In this report we describe the methods we used to characterize this murine model of autoimmunity based on T cell intergrin overexpression. We showed that inducing LFA-1 overexpression by treatment with DNA demethylating agents or by transfection with either CD18 or CD49d was sufficient to induce T cell autoreactive proliferation in a MHC class II specific fashion. In addition we showed that CD18, but not CD49d, is involved in the killing of syngeneic macrophages. This provides a potential mechanism explaining the lack of ability of CD49d overexpressing T cells to induce in vivo autoimmune disease in mice compared to LFA-1 overexpressing T cells. Our works also showed that selected drugs that are known to cause lupus in humans may do so by inducing T cell DNA hypomethylation and LFA-1 overexpression. This may have implications for idiopathic lupus as well since similar findings of T cell DNA hypomethylation, LFA-1 overexpression and autoreactivity have been shown in lupus patients. Finally, the effects of estrogen on T cell splenic homing may provide a rationale for the worse clinical course of autoimmune diseases in females.

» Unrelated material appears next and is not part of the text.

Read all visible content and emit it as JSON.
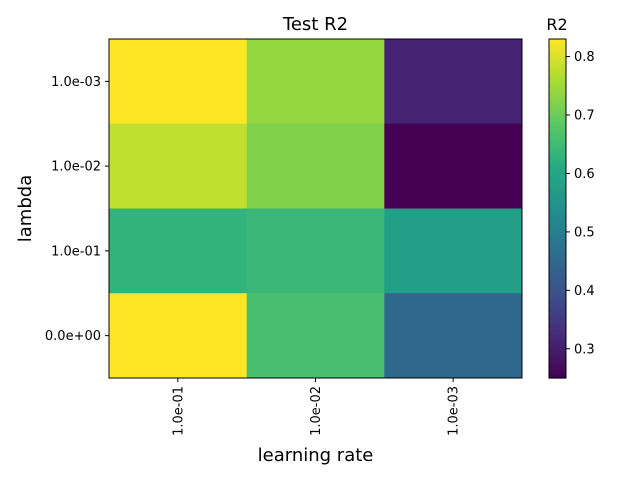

It is widely accepted that both genetic and environmental factors are important in the pathogenesis of autoimmune diseases including systemic lupus erythematosus. Unlike most of the currently available animal models of human lupus that are genetically based, the system described above represents the first murine model of environmentally-induced autoimmunity. Over 100 drugs have now been implicated in drug-induced autoimmunity and the list is growing (39). This system may potentially be used to test the ability of new drugs to induce lupus, such as in pre-clinical trials. The specific inciting agent and the cells responsible for the induction of autoimmunity are known in this model. This should allow us to dissect out the host factors that influence the expression of autoimmunity in vivo as well.